Your concierge doctors at MD 2.0 in Jupiter, Florida, have seen this disorder many times, and each time the hardest part is convincing the patient that they’re not “going crazy” and they’re not going to die.
It’s difficult, though, because so many of the symptoms of panic disorder mimic those of serious illnesses. To wit:
Here are the diagnostic symptoms of a panic attack from the Diagnostic and Statistical Manual of Mental Disorders of the American Psychiatric Association:
- palpitations, pounding heart, or accelerated heart rate (tachycardia)
- trembling or shaking
- sensations of shortness of breath or smothering
- feeling of choking
- chest pain or discomfort
- nausea or abdominal distress
- feeling dizzy, unsteady, lightheaded or faint
- derealization (feelings of unreality) or depersonalization (being detached from oneself)
- fear of losing control or going crazy
- fear of dying
- paresthesias (numbness or tingling sensations)
- chills or hot flushes
Don’t many of these sound like symptoms of heart attack or stroke? Because of that, we will perform all the necessary tests to rule out those or other diseases that share similar symptoms.
Scary but benign
But the hallmark of panic disorder is being convinced we “missed something” and that there is something seriously wrong with the person. This, in turn, triggers a low level of constant anxiety that, ironically, precipitates more panic attacks. You may even become afraid to leave your home for fear of having another one in public (known as agoraphobia). They can be life altering and debilitating unless they are treated properly.
The distinguishing feature of panic attacks is the way they seem to arise out of nowhere. You’re not about to give a speech, you’re not being chased by a robber, you aren’t climbing a mountain. You were living your normal life when suddenly this terrifying feeling descends on you.
Heart attacks and strokes often behave the same way, occurring out of the blue, which is why we urge you to seek emergency medical treatment if you encounter any of the above-listed symptoms. But when we’ve performed every test we can think of and pronounced you healthy, it’s important that you believe us. And to realize that panic attacks by themselves won’t kill you, no matter how distressing they may be.

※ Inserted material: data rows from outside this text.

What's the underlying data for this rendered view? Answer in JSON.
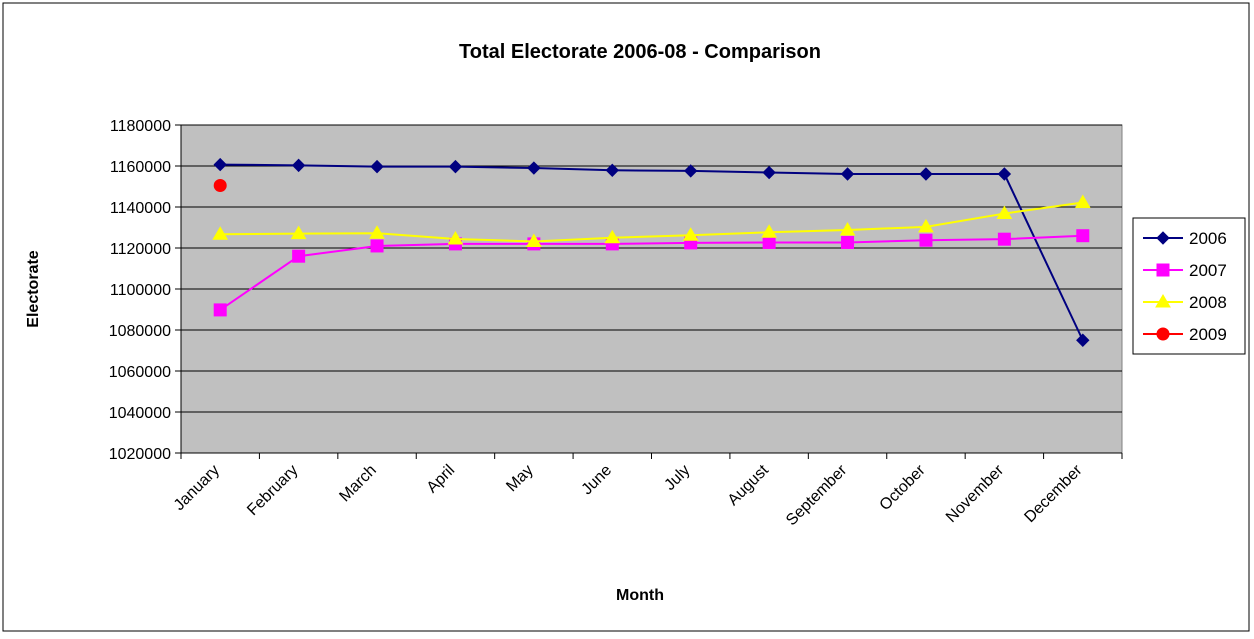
{
  "chart_data": {
    "type": "line",
    "title": "Total Electorate 2006-08 - Comparison",
    "xlabel": "Month",
    "ylabel": "Electorate",
    "ylim": [
      1020000,
      1180000
    ],
    "yticks": [
      1020000,
      1040000,
      1060000,
      1080000,
      1100000,
      1120000,
      1140000,
      1160000,
      1180000
    ],
    "categories": [
      "January",
      "February",
      "March",
      "April",
      "May",
      "June",
      "July",
      "August",
      "September",
      "October",
      "November",
      "December"
    ],
    "grid": "horizontal",
    "legend_position": "right",
    "plot_background": "#c0c0c0",
    "series": [
      {
        "name": "2006",
        "color": "#000080",
        "marker": "diamond",
        "values": [
          1160700,
          1160300,
          1159700,
          1159700,
          1159000,
          1157900,
          1157600,
          1156800,
          1156100,
          1156100,
          1156100,
          1075000
        ]
      },
      {
        "name": "2007",
        "color": "#ff00ff",
        "marker": "square",
        "values": [
          1089800,
          1116000,
          1121000,
          1122000,
          1122000,
          1122000,
          1122500,
          1122700,
          1122700,
          1123800,
          1124300,
          1126000
        ]
      },
      {
        "name": "2008",
        "color": "#ffff00",
        "marker": "triangle",
        "values": [
          1126700,
          1127000,
          1127200,
          1124400,
          1123200,
          1125000,
          1126200,
          1127700,
          1128800,
          1130300,
          1136800,
          1142200
        ]
      },
      {
        "name": "2009",
        "color": "#ff0000",
        "marker": "circle",
        "values": [
          1150500,
          null,
          null,
          null,
          null,
          null,
          null,
          null,
          null,
          null,
          null,
          null
        ]
      }
    ]
  }
}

It helps to understand the causes behind panic attacks. Risk factors for them include: a family history of anxiety disorders, especially panic attacks; financial or health problems; some type of major life change such as the death of a loved one, divorce, or job loss or even a promotion or a new baby; a traumatic event such as physical or sexual assault, or an earthquake, fire, hurricane, or tornado; smoking or excessive caffeine intake; or a history of childhood physical or sexual abuse.
You may think you’re handling these stresses well, but in fact, your subconscious mind is continuously viewing them as threats. This, in turn, releases the fight-or-flight hormones that our ancestors used to escape the saber-tooth tiger: the adrenaline needed to flee, which triggered the pounding heart which pumped blood to the muscles needed to run, and so forth.
Unfortunately, this survival mechanism sometimes overreacts, triggering the fight-or-flight response in ordinary situations, which begins the cycle of panic—symptoms causing fear, causing even more symptoms, causing even more fear.
Although we want to stress again that panic attacks will not kill you, they will get worse without treatment. This includes a battery of tests to rule out physical causes. But when we finally diagnose your symptoms as panic disorder, we may prescribe anti-anxiety medication or antidepressants, and recommend such proven therapies as deep breathing and exercise. You will also want to explore cognitive behavioral therapy (CBT), which can help you retrain your reactions to the symptoms, thus lessening their hold over you.
Panic disorder can be a difficult syndrome to treat, but because we are concierge family practice doctors, we will be available to you at all hours to help you through the fear and confusion associated with this frightening—but ultimately benign—condition.